Anybody cares about the customers?
Everybody that knows me even a little bit knows how much respect I have for Google as a company, but with the Nexus One they messed up BAD.
I’ve been reading a lot about revenues, relationship with carriers, with other cellphone manufacturers (let’s say Motorola) etc… but everybody ignored the customers, the 150k that actually shelled the money for a phone that’s a bit of a mess.
I know the casual reader will jump on their chair reading this, but the defining the Nexus One a mess isn’t too much of a stretch and here is why:
I’m sorry to say this, but the standard set of widgets and UI controls in Android 2.1 looks bad. Sloppy bad.
The integration between the standard apps and the OS is very poor: a good example is the Google Navigation app, that when engaged asks the user to turn on the GPS receiver if inactive. The kicker is that instead of just turning the GPS on, Android brings you to the settings screen where you will have to do so manually, then hit the back button to go back to Navigation… the first time I had to do that I thought “you gotta be kidding me…”
Bonus points for the Droid family of fonts: it’s a mediocre font at best, and looks cheaper and cheaper the more you pump the resolution up: great job giving that ridiculously high resolution screen something to work on…
Since launch, the Nexus One was plagued with 3G receptions issues that were only partially addressed by an over the air fix. The latest news is that the guys at Google decided to give us all a giant middle finger, coming to the conclusion that it’s not worth spending any more time trying to, you know, make the phone people paid for work properly.
But this isn’t all: the screen on the device is a glorious mistake. Who would have thought I would want to use my phone in plain daylight? A phone whose main feature is a full featured GPS navigator.
Not to mention the questionable color reproduction, and the incredibly evident problems displaying color gradients: this isn’t a hard problem to spot, you just need to look at the damn screen ONCE. All of this, topped by serious touch sensors problems, well known since the G1 is sharing the same screen, that Google decided to just ignore.
Customer Support Issues
At the very beginning, Google was only equipped to provide e-mail support. Everybody remember how that didn’t work too well.

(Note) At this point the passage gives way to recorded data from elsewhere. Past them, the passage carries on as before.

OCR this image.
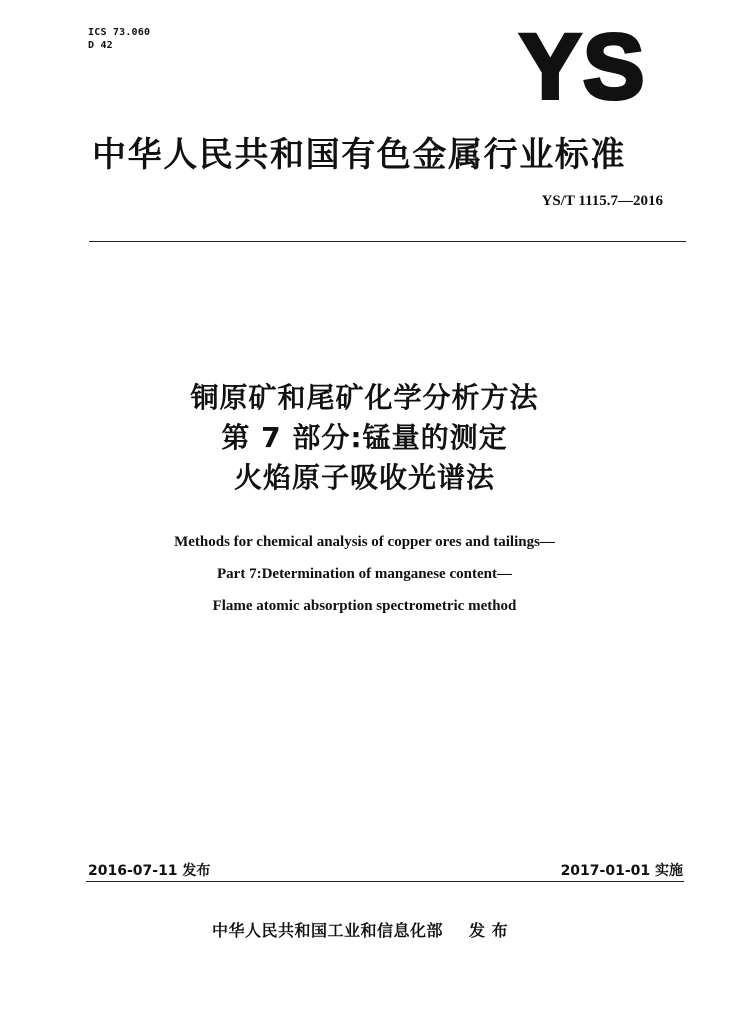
ICS 73.060
D 42	YS
中华人民共和国有色金属行业标准
YS/T 1115.7—2016
铜原矿和尾矿化学分析方法
第 7 部分:锰量的测定
火焰原子吸收光谱法
Methods for chemical analysis of copper ores and tailings—
Part 7:Determination of manganese content—
Flame atomic absorption spectrometric method
2016-07-11 发布	2017-01-01 实施
中华人民共和国工业和信息化部 发 布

The very storefront where the phone was sold was a real train wreck: the page wouldn’t display any feedback in case of transaction failure, was a case study in bad usability and was essentially slapped together hastily by people that never worked on an e-commerce site before.
For a full week I tried to buy the phone on-line, only to be faced with cryptic error messages, unresponsive customer support… something I would expect from Fusion Garage, not from one of the biggest companies in the world.
And this isn’t all: scores of customers experienced the incredibly frustrating lack of preparation on Google’s part that wasn’t ready to handle mistakes in the shipping address: this would be ridiculous if it wasn’t sad.
A Lasting Damage
The compounding of all those problems is very bad news for Google: they let their most loyal customers down.
With the botched public lunch of the Nexus One, Google trained the public to consider them an unreliable provider when it comes down to customer support, a company that rushes a troubled and untested product out the door expecting their paying customers to be their testers.
This approach might work well when you’re providing a free service like Gmail (thanks Google, I really love it!) but for a phone that is going to cost me over the span of the contract a cool $2000, this is very un-cool.
There is still time for Google to fix this mess, but they really need to show their paying customers a little love (and respect).